Premier Golda Meir said that while the “ice has been broken” for direct talks between Israelis and Egyptians she was opposed entering into broader peace talks with Egypt before the Knesset elections Dec. 31. She said she was greatly encouraged by the outcome of last week’s talks between senior Israeli and Egyptian officers which settled outstanding cease-fire issues and resulted in the prisoner of war exchange now in progress. “Israelis have met with Egyptians and they have settled and solved problems which had at one time seemed insoluble,” she said on a television interview Friday night. But she observed that it would not make much sense if Israel went to a peace conference with Egypt in early or mid-Dec. “just to say shalom.” The Premier’s remarks indicated that she agreed with opposition Likud leaders that a new mandate from the voters was required before the government could enter into serious peace talks with the Arabs.
Mrs. Meir also appeared to be extending an olive branch to Likud when she credited its founder, Gen. Ariel (Arik) Sharon with a role in bringing about the POW agreement with Egypt. She mentioned Sharon, along with Gen. Aharon Yariv and Egyptian Gen. Mohammed Gemassi as deserving credit for the accord. Yariv and Gemassi did the bargaining. Gen. Sharon did not participate in the face-to-face meetings but Mrs. Meir may have been referring to the fact that it was his task force that crossed the Suez Canal and established an Israeli salient on the west bank creating a situation that made Egypt amenable to the cease-fire talks.
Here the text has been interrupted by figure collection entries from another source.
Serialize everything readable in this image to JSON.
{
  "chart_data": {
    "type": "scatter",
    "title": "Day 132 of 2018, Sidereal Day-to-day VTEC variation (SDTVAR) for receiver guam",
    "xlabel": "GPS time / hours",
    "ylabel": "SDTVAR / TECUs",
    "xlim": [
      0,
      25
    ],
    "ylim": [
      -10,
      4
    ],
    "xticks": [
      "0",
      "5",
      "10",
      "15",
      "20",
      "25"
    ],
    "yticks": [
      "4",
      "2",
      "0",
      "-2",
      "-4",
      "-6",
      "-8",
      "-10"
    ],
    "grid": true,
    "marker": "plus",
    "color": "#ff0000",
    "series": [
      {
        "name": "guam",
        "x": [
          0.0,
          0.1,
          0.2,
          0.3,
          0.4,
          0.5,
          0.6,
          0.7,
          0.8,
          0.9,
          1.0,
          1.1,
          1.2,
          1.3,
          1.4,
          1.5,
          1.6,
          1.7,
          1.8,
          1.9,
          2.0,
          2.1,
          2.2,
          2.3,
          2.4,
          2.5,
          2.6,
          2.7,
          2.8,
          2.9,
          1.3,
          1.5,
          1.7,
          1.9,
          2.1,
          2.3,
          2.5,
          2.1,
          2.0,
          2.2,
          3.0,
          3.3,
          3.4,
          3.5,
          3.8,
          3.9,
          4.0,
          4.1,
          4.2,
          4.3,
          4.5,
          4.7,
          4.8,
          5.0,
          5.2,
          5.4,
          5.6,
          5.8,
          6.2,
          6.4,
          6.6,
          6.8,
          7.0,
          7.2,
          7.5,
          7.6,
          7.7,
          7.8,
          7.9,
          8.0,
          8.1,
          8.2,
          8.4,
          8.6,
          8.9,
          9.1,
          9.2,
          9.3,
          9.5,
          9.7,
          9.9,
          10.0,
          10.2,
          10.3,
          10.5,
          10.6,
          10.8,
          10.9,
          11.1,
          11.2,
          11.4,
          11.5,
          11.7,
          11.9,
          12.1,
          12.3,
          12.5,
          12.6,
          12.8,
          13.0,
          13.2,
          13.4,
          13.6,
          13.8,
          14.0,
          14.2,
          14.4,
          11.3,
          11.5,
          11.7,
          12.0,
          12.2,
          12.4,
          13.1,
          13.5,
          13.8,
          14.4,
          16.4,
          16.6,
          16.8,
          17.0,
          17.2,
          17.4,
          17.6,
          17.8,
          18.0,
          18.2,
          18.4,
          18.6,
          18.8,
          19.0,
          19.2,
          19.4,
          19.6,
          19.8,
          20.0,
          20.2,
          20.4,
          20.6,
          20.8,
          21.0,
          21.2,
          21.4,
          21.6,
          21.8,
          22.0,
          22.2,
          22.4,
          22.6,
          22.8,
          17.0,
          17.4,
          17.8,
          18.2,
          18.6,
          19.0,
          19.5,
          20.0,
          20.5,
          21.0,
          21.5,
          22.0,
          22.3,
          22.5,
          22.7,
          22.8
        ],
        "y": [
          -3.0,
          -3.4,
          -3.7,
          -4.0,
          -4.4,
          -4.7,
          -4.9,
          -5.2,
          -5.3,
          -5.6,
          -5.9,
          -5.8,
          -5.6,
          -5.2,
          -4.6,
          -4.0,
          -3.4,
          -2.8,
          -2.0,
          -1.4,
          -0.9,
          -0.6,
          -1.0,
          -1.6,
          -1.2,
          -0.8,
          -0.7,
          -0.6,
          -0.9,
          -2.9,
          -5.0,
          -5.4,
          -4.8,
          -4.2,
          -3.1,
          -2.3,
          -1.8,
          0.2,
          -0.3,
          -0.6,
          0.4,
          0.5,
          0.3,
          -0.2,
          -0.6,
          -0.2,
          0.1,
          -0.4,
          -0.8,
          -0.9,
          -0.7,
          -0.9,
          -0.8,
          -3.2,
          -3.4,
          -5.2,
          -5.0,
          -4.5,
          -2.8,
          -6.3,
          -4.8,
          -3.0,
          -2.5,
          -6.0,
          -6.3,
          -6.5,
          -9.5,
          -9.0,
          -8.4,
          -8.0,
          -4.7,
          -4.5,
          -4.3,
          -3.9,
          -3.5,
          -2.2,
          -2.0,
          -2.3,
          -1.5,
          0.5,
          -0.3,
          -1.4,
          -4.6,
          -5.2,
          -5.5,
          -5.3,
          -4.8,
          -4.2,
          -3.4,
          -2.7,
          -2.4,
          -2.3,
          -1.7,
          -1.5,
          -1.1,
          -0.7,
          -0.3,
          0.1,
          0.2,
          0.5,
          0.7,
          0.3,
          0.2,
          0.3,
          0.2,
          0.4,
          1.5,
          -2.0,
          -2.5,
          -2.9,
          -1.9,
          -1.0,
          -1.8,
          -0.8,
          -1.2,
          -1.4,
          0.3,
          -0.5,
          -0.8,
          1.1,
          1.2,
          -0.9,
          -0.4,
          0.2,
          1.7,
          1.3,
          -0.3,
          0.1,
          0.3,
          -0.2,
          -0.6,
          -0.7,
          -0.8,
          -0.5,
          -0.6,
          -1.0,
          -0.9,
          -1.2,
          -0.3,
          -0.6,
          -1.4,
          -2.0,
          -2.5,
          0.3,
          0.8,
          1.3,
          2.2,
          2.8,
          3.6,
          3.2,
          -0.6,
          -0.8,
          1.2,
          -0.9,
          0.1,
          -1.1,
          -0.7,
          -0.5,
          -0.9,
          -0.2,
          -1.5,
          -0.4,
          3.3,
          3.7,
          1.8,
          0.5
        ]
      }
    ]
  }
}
The Premier disclosed, however, that Egypt has rejected an Israeli proposal for a mutual pull-back of forces. She said Israel would withdraw its men from the west bank if Egypt evacuated its salient on the east bank. She suggested that Israel would be willing to have the UN Emergency Force (UNEF) occupy a strip on both sides of the canal. “At such a distance it is easy to violate the cease fire. But if everyone wants to preserve it, then it is made easier,” she said. Mrs. Meir added that despite the initial negative response by Egypt to the proposal “we must not give up hope. They will continue with the negotiations.” The Premier conceded that no progress has been made with Syria toward a POW exchange although “not a day or an hour has passed in which Israel did not seek some way to influence them to agree, the minimum they are obliged to do according to international law.”
She said that 10 days ago the Syrians made a proposal “of some kind” which Israel immediately accepted only to have the Syrians suddenly demand more. “We are not quite sure what exactly they are demanding,” she said. Mrs. Meir said that all aspects of the Yom Kippur War and the events preceding it would be delved into by the government’s inquiry to get under way soon. She said one of the issues would be whether the General Staff had recommended a preemptive strike by Israel when it became apparent that Egypt and Syria planned to attack. But, Mrs. Meir added, “If the situation had not been clear beyond a shadow of a doubt as to who started hostilities, I doubt whether the vital equipment we received in the course of time would have flowed in as it did and continues to do.”